All of our greatest filmmakers should be forgiven their misses. Particularly if they aren’t sacrificing their best narrative traits or storytelling identity. They can’t all be winners.
Director Asghar Farhadi has given us a creative downshift with his newest film Everybody Knows. The film stars Penelope Cruz as Laura, a woman returning to her home village in Spain for a family wedding. What begins as a joyous celebration immediately breaks down into long-held grudges and revealed secrets when her daughter is kidnapped during the ceremony. Javier Bardem as Laura’s former lover Paco becomes instrumental in her rescue as we discover that his ties to the family may be more strained than initially meets the eye.
The film features one of Farhadi’s most packed ensembles of characters, few of which receive enough focus or insight to make much of an impression. We struggle to keep each player straight, and the filmmaker seems equally confused in how essential each is to the narrative. Cruz is the most impressive, a loosened knot of suppressed anxieties, though hardly given a full spotlight.
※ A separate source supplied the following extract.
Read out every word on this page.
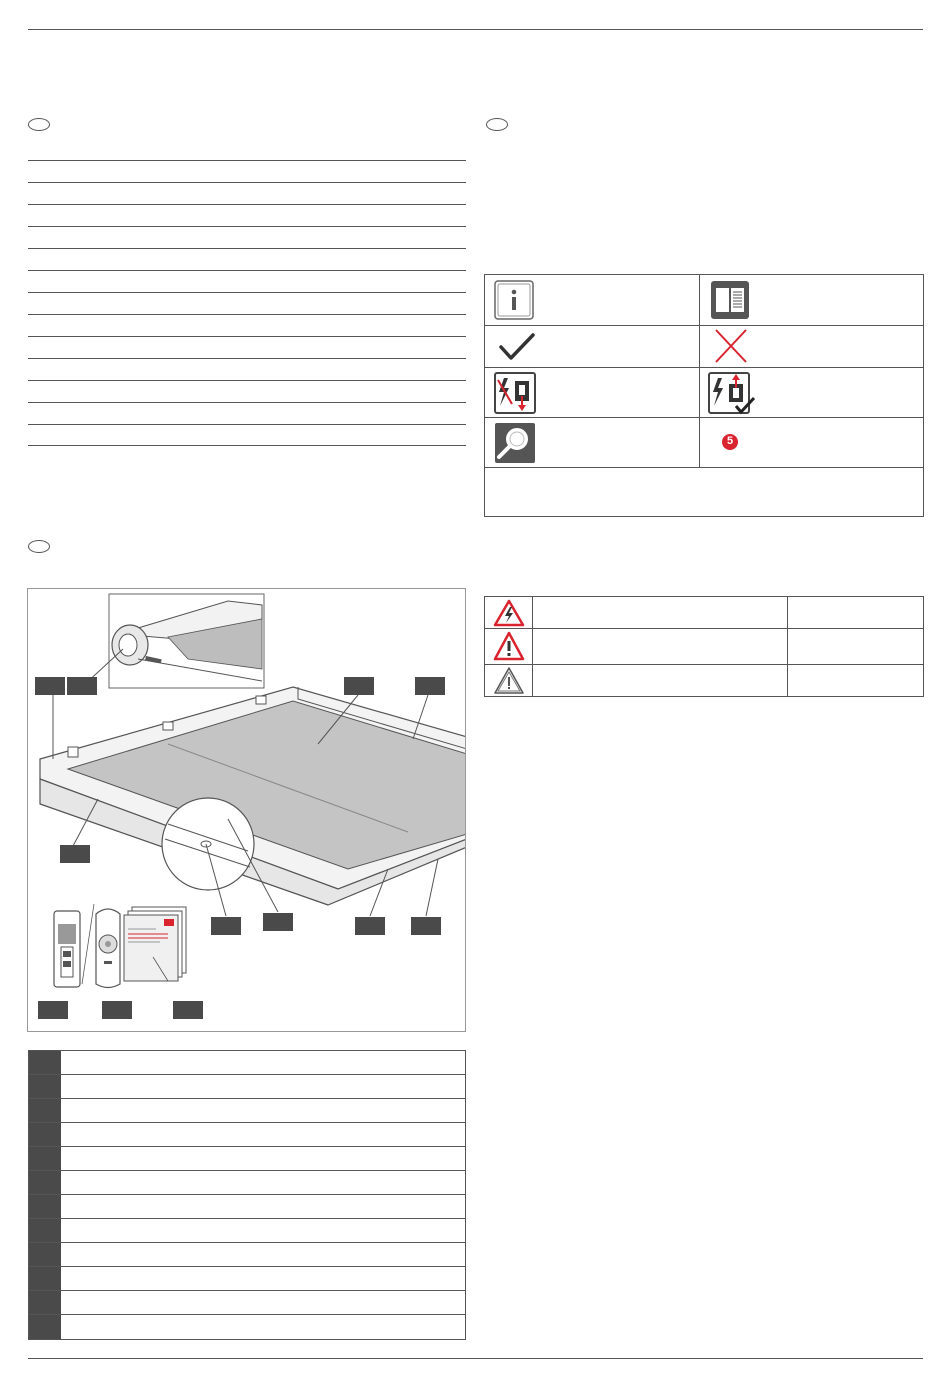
5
But what makes Everybody Knows such a disappointment for Farhadi is his uncharacteristically miscalibrated delivery of the central drama. And it stands in such easy contrast to his previous works because his distinct voice is still present no matter the imprecision. His previous masterstrokes A Separation and The Salesman were tightly wound, delivering human surprises when least expected and with huge consequences. Everybody Knows’ secrets are either projected from the jump or arrive with inconsequential impact. Despite the emotional depth of Cruz and its large ensemble, the film unravels with a bit of a shrug. It’s an awfully long film for such inertia, too mired in its obvious reveals to develop its familial and cultural dynamics.
As a drama, it falls flat on the screen like a vice left wide open – formidable but enacting none of its potential force.
Everybody Knows does somewhat mark an upgrade in Farhadi’s visual prowess, even if you still wish the frame provided more narrative insight. Its handsomeness deceives the interrelational rot at its core, allowing some irony to our experience that is otherwise lacking in the script. It might look as murky as some of Farhadi’s other films, but the film shows him attempting to make his relationship between page and screen more formally mighty.
Though there is some humane observations about the economics of family legacy, Everybody Knows is mostly labored in ascribing them to character motivations. By the time the identity of the kidnapper is revealed, the red herrings and relationship textures at play have come to little end.